None of this is an argument for carelessness, nor does it diminish the significance of covenantal marriage as the fitting horizon of Christian union. Rather, it insists that the question is not merely whether desire exists, but whether it is rightly ordered: whether it honours God, tells the truth about the relationship, and seeks the good of the other rather than using them as a means of gratification. Desire becomes sinful—though not necessarily immoral—when it ceases to be reverent, self-giving, and answerable to love.
Even so, marriage must be understood rightly. A spouse may well be the most important human companion in a person’s life, but never an idol. Christian love is not a closed circle in which two people disappear into one another and exclude God; it is better imagined as a triangle, with God as the necessary third point of relation.
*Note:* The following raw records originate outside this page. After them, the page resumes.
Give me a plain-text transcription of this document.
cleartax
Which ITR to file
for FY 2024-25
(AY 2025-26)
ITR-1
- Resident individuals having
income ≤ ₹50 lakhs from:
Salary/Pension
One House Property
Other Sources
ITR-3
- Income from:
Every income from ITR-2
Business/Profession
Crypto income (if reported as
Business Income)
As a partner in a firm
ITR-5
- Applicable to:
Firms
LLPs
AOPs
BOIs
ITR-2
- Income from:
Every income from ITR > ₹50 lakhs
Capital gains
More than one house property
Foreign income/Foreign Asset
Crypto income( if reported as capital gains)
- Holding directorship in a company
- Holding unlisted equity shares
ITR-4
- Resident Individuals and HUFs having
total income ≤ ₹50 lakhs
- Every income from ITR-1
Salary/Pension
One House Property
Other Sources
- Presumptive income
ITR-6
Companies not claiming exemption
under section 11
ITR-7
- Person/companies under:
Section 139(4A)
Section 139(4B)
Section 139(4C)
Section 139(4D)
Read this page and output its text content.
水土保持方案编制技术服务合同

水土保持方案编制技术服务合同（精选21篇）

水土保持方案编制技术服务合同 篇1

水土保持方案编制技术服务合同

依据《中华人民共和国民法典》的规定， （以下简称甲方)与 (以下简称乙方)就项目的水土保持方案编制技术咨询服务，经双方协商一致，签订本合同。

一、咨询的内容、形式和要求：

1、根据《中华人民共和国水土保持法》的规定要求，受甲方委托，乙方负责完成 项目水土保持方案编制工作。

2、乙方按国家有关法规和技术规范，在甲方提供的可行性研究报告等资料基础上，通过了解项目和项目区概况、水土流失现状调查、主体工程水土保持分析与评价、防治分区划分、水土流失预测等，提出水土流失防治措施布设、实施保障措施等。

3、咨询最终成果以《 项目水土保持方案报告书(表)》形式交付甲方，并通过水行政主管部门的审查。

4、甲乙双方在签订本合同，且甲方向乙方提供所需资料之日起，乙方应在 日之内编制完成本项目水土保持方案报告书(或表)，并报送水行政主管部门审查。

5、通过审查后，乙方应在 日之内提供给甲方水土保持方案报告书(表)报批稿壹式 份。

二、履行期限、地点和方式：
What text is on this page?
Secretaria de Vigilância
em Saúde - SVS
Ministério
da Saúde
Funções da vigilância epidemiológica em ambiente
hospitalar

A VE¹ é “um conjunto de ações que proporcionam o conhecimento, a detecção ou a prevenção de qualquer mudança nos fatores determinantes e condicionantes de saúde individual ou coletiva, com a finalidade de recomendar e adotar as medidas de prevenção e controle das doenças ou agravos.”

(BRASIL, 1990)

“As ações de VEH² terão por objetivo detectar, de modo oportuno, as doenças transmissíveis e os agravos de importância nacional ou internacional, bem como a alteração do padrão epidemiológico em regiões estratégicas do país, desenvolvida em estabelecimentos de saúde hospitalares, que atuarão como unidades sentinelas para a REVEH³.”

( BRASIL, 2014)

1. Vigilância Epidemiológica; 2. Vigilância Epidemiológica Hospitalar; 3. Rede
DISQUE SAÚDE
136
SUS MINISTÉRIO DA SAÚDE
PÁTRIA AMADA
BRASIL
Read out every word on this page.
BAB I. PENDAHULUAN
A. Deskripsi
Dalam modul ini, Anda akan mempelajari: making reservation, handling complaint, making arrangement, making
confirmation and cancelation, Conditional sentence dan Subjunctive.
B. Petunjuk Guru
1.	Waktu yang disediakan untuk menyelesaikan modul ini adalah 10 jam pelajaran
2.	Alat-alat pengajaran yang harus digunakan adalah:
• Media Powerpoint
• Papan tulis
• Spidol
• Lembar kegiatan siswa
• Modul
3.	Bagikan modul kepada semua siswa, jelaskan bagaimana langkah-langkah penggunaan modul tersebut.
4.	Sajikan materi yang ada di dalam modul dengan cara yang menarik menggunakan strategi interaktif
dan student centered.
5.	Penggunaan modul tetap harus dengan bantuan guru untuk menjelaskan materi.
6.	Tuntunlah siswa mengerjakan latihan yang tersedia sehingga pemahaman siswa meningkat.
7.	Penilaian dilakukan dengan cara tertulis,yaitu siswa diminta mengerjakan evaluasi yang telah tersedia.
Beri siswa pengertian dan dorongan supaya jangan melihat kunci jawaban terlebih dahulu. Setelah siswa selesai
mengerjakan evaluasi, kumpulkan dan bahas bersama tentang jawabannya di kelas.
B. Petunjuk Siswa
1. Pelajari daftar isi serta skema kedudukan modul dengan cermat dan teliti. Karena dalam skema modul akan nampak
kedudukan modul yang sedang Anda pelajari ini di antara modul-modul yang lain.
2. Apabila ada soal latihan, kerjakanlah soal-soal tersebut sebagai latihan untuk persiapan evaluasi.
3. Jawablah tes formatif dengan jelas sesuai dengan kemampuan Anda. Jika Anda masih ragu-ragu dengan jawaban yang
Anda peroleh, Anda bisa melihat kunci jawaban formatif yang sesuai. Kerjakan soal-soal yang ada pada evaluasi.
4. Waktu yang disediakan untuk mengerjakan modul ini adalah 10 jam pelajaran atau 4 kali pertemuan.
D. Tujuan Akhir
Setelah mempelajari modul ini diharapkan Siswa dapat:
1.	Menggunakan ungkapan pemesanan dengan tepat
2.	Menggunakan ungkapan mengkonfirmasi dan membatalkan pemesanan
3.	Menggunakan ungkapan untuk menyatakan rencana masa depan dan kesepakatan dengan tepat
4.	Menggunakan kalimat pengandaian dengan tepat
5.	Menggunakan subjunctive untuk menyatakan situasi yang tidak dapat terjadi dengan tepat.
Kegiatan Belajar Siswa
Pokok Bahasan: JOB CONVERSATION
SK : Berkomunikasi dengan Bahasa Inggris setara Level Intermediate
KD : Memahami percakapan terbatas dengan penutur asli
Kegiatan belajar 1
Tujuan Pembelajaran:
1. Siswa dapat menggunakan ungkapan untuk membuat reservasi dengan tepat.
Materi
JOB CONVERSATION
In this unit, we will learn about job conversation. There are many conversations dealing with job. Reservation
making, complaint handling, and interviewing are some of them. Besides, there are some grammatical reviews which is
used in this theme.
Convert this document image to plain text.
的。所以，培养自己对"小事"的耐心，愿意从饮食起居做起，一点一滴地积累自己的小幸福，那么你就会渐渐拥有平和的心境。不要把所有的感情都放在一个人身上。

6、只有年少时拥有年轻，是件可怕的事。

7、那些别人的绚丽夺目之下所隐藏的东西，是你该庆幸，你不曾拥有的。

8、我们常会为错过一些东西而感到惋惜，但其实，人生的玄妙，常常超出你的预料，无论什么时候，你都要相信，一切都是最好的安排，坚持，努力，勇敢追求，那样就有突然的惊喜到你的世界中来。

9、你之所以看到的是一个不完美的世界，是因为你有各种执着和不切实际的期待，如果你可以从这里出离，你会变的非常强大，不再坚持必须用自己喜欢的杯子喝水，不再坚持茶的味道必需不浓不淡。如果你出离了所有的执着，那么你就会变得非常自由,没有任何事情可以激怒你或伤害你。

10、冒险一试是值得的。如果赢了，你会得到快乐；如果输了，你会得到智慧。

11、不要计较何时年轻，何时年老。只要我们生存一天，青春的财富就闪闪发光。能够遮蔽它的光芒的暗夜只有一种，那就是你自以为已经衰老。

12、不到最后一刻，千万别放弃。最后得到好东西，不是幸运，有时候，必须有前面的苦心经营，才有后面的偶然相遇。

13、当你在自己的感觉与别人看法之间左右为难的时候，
Spouses are not two broken halves seeking fusion, but two whole persons joined in covenant. Each remains fully human, fully dignified, and fully responsible before God. Marriage does not erase personhood; it gathers two lives into a shared vocation of love.
From this perspective, sex becomes objectifying whenever either person is treated merely as a means to private enjoyment rather than received as a whole person in a spirit of unity, mutual delight, and self-giving love.